“Diarrhea after drinking.” “Bathroom runs the morning after.” “Lately my whole bathroom rhythm is off.” Those are signals that I’m broadcasting a quiet emergency. Alcohol is a fun friend, but in your gut, it shows up as a slightly difficult guest. Today’s story is about balance, not banning.
The Origin of This Quote
Alcohol enters through the mouth, then gets absorbed mostly through the stomach and small intestine. Before it reaches my world, it leaves a trail of side effects. There are two patterns to know: acute (same-day) and chronic (long-running).

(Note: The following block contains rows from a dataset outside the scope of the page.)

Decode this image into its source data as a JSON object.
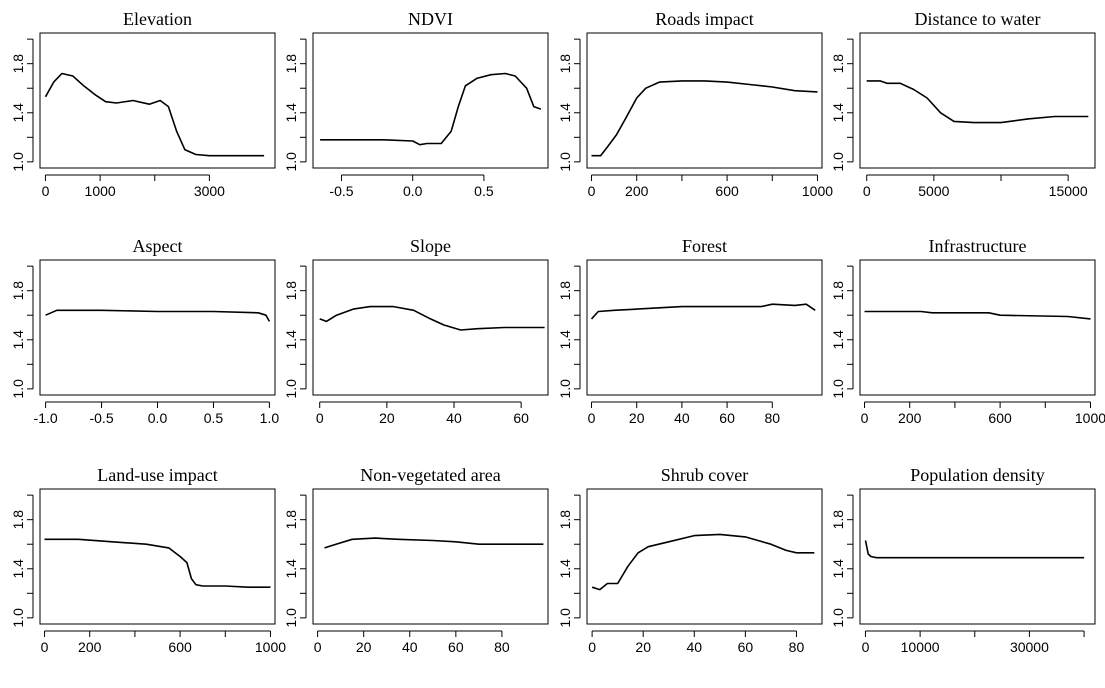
{
  "chart_data": [
    {
      "type": "line",
      "title": "Elevation",
      "xlabel": "",
      "ylabel": "",
      "xlim": [
        -100,
        4200
      ],
      "ylim": [
        0.95,
        2.05
      ],
      "xticks": [
        0,
        1000,
        2000,
        3000
      ],
      "xtick_labels": [
        "0",
        "1000",
        "",
        "3000"
      ],
      "yticks": [
        1.0,
        1.2,
        1.4,
        1.6,
        1.8,
        2.0
      ],
      "ytick_labels": [
        "1.0",
        "",
        "1.4",
        "",
        "1.8",
        ""
      ],
      "x": [
        0,
        150,
        300,
        500,
        700,
        900,
        1100,
        1300,
        1600,
        1900,
        2100,
        2250,
        2400,
        2550,
        2750,
        3000,
        3500,
        4000
      ],
      "y": [
        1.53,
        1.65,
        1.72,
        1.7,
        1.62,
        1.55,
        1.49,
        1.48,
        1.5,
        1.47,
        1.5,
        1.45,
        1.25,
        1.1,
        1.06,
        1.05,
        1.05,
        1.05
      ]
    },
    {
      "type": "line",
      "title": "NDVI",
      "xlabel": "",
      "ylabel": "",
      "xlim": [
        -0.7,
        0.95
      ],
      "ylim": [
        0.95,
        2.05
      ],
      "xticks": [
        -0.5,
        0.0,
        0.5
      ],
      "xtick_labels": [
        "-0.5",
        "0.0",
        "0.5"
      ],
      "yticks": [
        1.0,
        1.2,
        1.4,
        1.6,
        1.8,
        2.0
      ],
      "ytick_labels": [
        "1.0",
        "",
        "1.4",
        "",
        "1.8",
        ""
      ],
      "x": [
        -0.65,
        -0.4,
        -0.2,
        0.0,
        0.05,
        0.1,
        0.2,
        0.27,
        0.32,
        0.37,
        0.45,
        0.55,
        0.65,
        0.72,
        0.8,
        0.85,
        0.9
      ],
      "y": [
        1.18,
        1.18,
        1.18,
        1.17,
        1.14,
        1.15,
        1.15,
        1.25,
        1.45,
        1.62,
        1.68,
        1.71,
        1.72,
        1.7,
        1.6,
        1.45,
        1.43
      ]
    },
    {
      "type": "line",
      "title": "Roads impact",
      "xlabel": "",
      "ylabel": "",
      "xlim": [
        -20,
        1020
      ],
      "ylim": [
        0.95,
        2.05
      ],
      "xticks": [
        0,
        200,
        400,
        600,
        800,
        1000
      ],
      "xtick_labels": [
        "0",
        "200",
        "",
        "600",
        "",
        "1000"
      ],
      "yticks": [
        1.0,
        1.2,
        1.4,
        1.6,
        1.8,
        2.0
      ],
      "ytick_labels": [
        "1.0",
        "",
        "1.4",
        "",
        "1.8",
        ""
      ],
      "x": [
        0,
        40,
        70,
        110,
        150,
        200,
        240,
        300,
        400,
        500,
        600,
        700,
        800,
        900,
        1000
      ],
      "y": [
        1.05,
        1.05,
        1.12,
        1.22,
        1.35,
        1.52,
        1.6,
        1.65,
        1.66,
        1.66,
        1.65,
        1.63,
        1.61,
        1.58,
        1.57
      ]
    },
    {
      "type": "line",
      "title": "Distance to water",
      "xlabel": "",
      "ylabel": "",
      "xlim": [
        -500,
        17000
      ],
      "ylim": [
        0.95,
        2.05
      ],
      "xticks": [
        0,
        5000,
        10000,
        15000
      ],
      "xtick_labels": [
        "0",
        "5000",
        "",
        "15000"
      ],
      "yticks": [
        1.0,
        1.2,
        1.4,
        1.6,
        1.8,
        2.0
      ],
      "ytick_labels": [
        "1.0",
        "",
        "1.4",
        "",
        "1.8",
        ""
      ],
      "x": [
        0,
        1000,
        1500,
        2500,
        3500,
        4500,
        5500,
        6500,
        8000,
        10000,
        12000,
        14000,
        16500
      ],
      "y": [
        1.66,
        1.66,
        1.64,
        1.64,
        1.59,
        1.52,
        1.4,
        1.33,
        1.32,
        1.32,
        1.35,
        1.37,
        1.37
      ]
    },
    {
      "type": "line",
      "title": "Aspect",
      "xlabel": "",
      "ylabel": "",
      "xlim": [
        -1.05,
        1.05
      ],
      "ylim": [
        0.95,
        2.05
      ],
      "xticks": [
        -1.0,
        -0.5,
        0.0,
        0.5,
        1.0
      ],
      "xtick_labels": [
        "-1.0",
        "-0.5",
        "0.0",
        "0.5",
        "1.0"
      ],
      "yticks": [
        1.0,
        1.2,
        1.4,
        1.6,
        1.8,
        2.0
      ],
      "ytick_labels": [
        "1.0",
        "",
        "1.4",
        "",
        "1.8",
        ""
      ],
      "x": [
        -1.0,
        -0.9,
        -0.5,
        0.0,
        0.5,
        0.9,
        0.97,
        1.0
      ],
      "y": [
        1.6,
        1.64,
        1.64,
        1.63,
        1.63,
        1.62,
        1.6,
        1.55
      ]
    },
    {
      "type": "line",
      "title": "Slope",
      "xlabel": "",
      "ylabel": "",
      "xlim": [
        -2,
        68
      ],
      "ylim": [
        0.95,
        2.05
      ],
      "xticks": [
        0,
        20,
        40,
        60
      ],
      "xtick_labels": [
        "0",
        "20",
        "40",
        "60"
      ],
      "yticks": [
        1.0,
        1.2,
        1.4,
        1.6,
        1.8,
        2.0
      ],
      "ytick_labels": [
        "1.0",
        "",
        "1.4",
        "",
        "1.8",
        ""
      ],
      "x": [
        0,
        2,
        5,
        10,
        15,
        22,
        28,
        33,
        37,
        42,
        47,
        55,
        67
      ],
      "y": [
        1.57,
        1.55,
        1.6,
        1.65,
        1.67,
        1.67,
        1.64,
        1.57,
        1.52,
        1.48,
        1.49,
        1.5,
        1.5
      ]
    },
    {
      "type": "line",
      "title": "Forest",
      "xlabel": "",
      "ylabel": "",
      "xlim": [
        -2,
        102
      ],
      "ylim": [
        0.95,
        2.05
      ],
      "xticks": [
        0,
        20,
        40,
        60,
        80
      ],
      "xtick_labels": [
        "0",
        "20",
        "40",
        "60",
        "80"
      ],
      "yticks": [
        1.0,
        1.2,
        1.4,
        1.6,
        1.8,
        2.0
      ],
      "ytick_labels": [
        "1.0",
        "",
        "1.4",
        "",
        "1.8",
        ""
      ],
      "x": [
        0,
        3,
        10,
        20,
        40,
        60,
        75,
        80,
        90,
        95,
        99
      ],
      "y": [
        1.57,
        1.63,
        1.64,
        1.65,
        1.67,
        1.67,
        1.67,
        1.69,
        1.68,
        1.69,
        1.64
      ]
    },
    {
      "type": "line",
      "title": "Infrastructure",
      "xlabel": "",
      "ylabel": "",
      "xlim": [
        -20,
        1020
      ],
      "ylim": [
        0.95,
        2.05
      ],
      "xticks": [
        0,
        200,
        400,
        600,
        800,
        1000
      ],
      "xtick_labels": [
        "0",
        "200",
        "",
        "600",
        "",
        "1000"
      ],
      "yticks": [
        1.0,
        1.2,
        1.4,
        1.6,
        1.8,
        2.0
      ],
      "ytick_labels": [
        "1.0",
        "",
        "1.4",
        "",
        "1.8",
        ""
      ],
      "x": [
        0,
        250,
        300,
        550,
        600,
        900,
        1000
      ],
      "y": [
        1.63,
        1.63,
        1.62,
        1.62,
        1.6,
        1.59,
        1.57
      ]
    },
    {
      "type": "line",
      "title": "Land-use impact",
      "xlabel": "",
      "ylabel": "",
      "xlim": [
        -20,
        1020
      ],
      "ylim": [
        0.95,
        2.05
      ],
      "xticks": [
        0,
        200,
        400,
        600,
        800,
        1000
      ],
      "xtick_labels": [
        "0",
        "200",
        "",
        "600",
        "",
        "1000"
      ],
      "yticks": [
        1.0,
        1.2,
        1.4,
        1.6,
        1.8,
        2.0
      ],
      "ytick_labels": [
        "1.0",
        "",
        "1.4",
        "",
        "1.8",
        ""
      ],
      "x": [
        0,
        150,
        300,
        450,
        550,
        600,
        630,
        650,
        670,
        700,
        800,
        900,
        1000
      ],
      "y": [
        1.64,
        1.64,
        1.62,
        1.6,
        1.57,
        1.5,
        1.45,
        1.32,
        1.27,
        1.26,
        1.26,
        1.25,
        1.25
      ]
    },
    {
      "type": "line",
      "title": "Non-vegetated area",
      "xlabel": "",
      "ylabel": "",
      "xlim": [
        -2,
        100
      ],
      "ylim": [
        0.95,
        2.05
      ],
      "xticks": [
        0,
        20,
        40,
        60,
        80
      ],
      "xtick_labels": [
        "0",
        "20",
        "40",
        "60",
        "80"
      ],
      "yticks": [
        1.0,
        1.2,
        1.4,
        1.6,
        1.8,
        2.0
      ],
      "ytick_labels": [
        "1.0",
        "",
        "1.4",
        "",
        "1.8",
        ""
      ],
      "x": [
        3,
        8,
        15,
        25,
        35,
        50,
        60,
        70,
        98
      ],
      "y": [
        1.57,
        1.6,
        1.64,
        1.65,
        1.64,
        1.63,
        1.62,
        1.6,
        1.6
      ]
    },
    {
      "type": "line",
      "title": "Shrub cover",
      "xlabel": "",
      "ylabel": "",
      "xlim": [
        -2,
        90
      ],
      "ylim": [
        0.95,
        2.05
      ],
      "xticks": [
        0,
        20,
        40,
        60,
        80
      ],
      "xtick_labels": [
        "0",
        "20",
        "40",
        "60",
        "80"
      ],
      "yticks": [
        1.0,
        1.2,
        1.4,
        1.6,
        1.8,
        2.0
      ],
      "ytick_labels": [
        "1.0",
        "",
        "1.4",
        "",
        "1.8",
        ""
      ],
      "x": [
        0,
        3,
        6,
        10,
        14,
        18,
        22,
        30,
        40,
        50,
        60,
        70,
        76,
        80,
        87
      ],
      "y": [
        1.25,
        1.23,
        1.28,
        1.28,
        1.42,
        1.53,
        1.58,
        1.62,
        1.67,
        1.68,
        1.66,
        1.6,
        1.55,
        1.53,
        1.53
      ]
    },
    {
      "type": "line",
      "title": "Population density",
      "xlabel": "",
      "ylabel": "",
      "xlim": [
        -1000,
        42000
      ],
      "ylim": [
        0.95,
        2.05
      ],
      "xticks": [
        0,
        10000,
        20000,
        30000,
        40000
      ],
      "xtick_labels": [
        "0",
        "10000",
        "",
        "30000",
        ""
      ],
      "yticks": [
        1.0,
        1.2,
        1.4,
        1.6,
        1.8,
        2.0
      ],
      "ytick_labels": [
        "1.0",
        "",
        "1.4",
        "",
        "1.8",
        ""
      ],
      "x": [
        0,
        500,
        1000,
        2000,
        10000,
        40000
      ],
      "y": [
        1.63,
        1.52,
        1.5,
        1.49,
        1.49,
        1.49
      ]
    }
  ]
}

The acute pattern hits the day you drink and the next morning. Alcohol irritates the stomach and intestines and disrupts peristalsis. Some people end up with diarrhea, others with constipation — both come from the sympathetic nervous system flaring up and throwing my rhythm off. Alcohol is also a diuretic. As your body loses water, I get either hard and stuck, or overstimulated and rushing through, depending on how you respond.
The chronic pattern is quieter. Drinking near-daily over time weakens the gut wall barrier. The barrier normally lets the right things through and blocks the rest. Long-running alcohol creates tiny gaps in that wall. At the same time, good bacteria shrink and opportunistic ones gain ground, which is when gas, smell, and unstable shape start showing up regularly.
There’s a third layer: alcohol drops the quality of your sleep. You may fall asleep faster, but deep sleep shrinks, and the nighttime gut-cleaning shift (MMC, from cat4-sleep-and-gut) struggles to run. Stress resilience also drops (cat4-stress-and-gut). Brain, gut, and alcohol are all tangled together.
Unchikun’s Take
The way I see it, alcohol is a slightly uninvited guest. Welcome once in a while, but if it stays every night, my good-bacteria crew gets exhausted. They’re not strong against alcohol — drink daily and their numbers fall, and the gut tilts toward the opportunistic side.
What I want to land is this: it’s not “don’t drink,” it’s “amount and frequency.” A relaxed glass or two on the weekend, alongside food, and my bacteria team holds up just fine. But once it becomes a daily habit, my condition slowly slides. Constipation, diarrhea, bloating, sharper smell — if any of those have stuck around lately, that’s the signal to look at how often you’re drinking.
The fun part: rest days really work. Even two no-alcohol days a week give your liver and my bacteria crew real recovery time. Pair those with fermented foods (cat3-fermented-foods) and fiber-rich days, and the bounce-back is even faster.
One Thing You Can Do Today
Drink a glass of water alongside every drink. This one shift makes a real difference the morning after.
Specifically: one glass of water per drink. That single rule defends against dehydration and softens the next-morning gut trouble. Whisky and shochu? Add water. Beer and wine? Keep a chaser glass nearby. The “alternate water” rhythm also slows your pace, which means less load on the body overall.
Next: don’t drink on an empty stomach. Food in the stomach slows alcohol absorption. Snacks like fermented food (cheese, kimchi, miso soup) or fiber (vegetables, seaweed) actively help my bacteria team. A dinner of only fried snacks, on the other hand, comes back to find me by morning.
Third: two rest days a week. They don’t have to be back-to-back. Spacing them out — say Tuesday and Thursday — works just as well. That alone gives the gut crew a full weekly reset.
Finally, timing. Stop drinking at least 3 hours before bed. Drinking right up to sleep cuts deep sleep and kills the nighttime gut-cleaning shift. Half of why “the morning after” goes poorly comes from this single window.
If you log my visits in the unchikun app, you’ll start to see the pattern in real life: the post-drinking mornings versus the rest-day mornings, side by side. The data from your own body is the most convincing argument there is — far more useful than any general advice on the internet.
Summary
I’m an honest record-keeper for how much and how often you drink. I’m not asking you to stop. Just three things: water alongside, food with it, two rest days a week. With those, alcohol and I can stay friends for a long time. Tonight, if you’re going to drink, set a glass of water beside it first. That’s the whole start.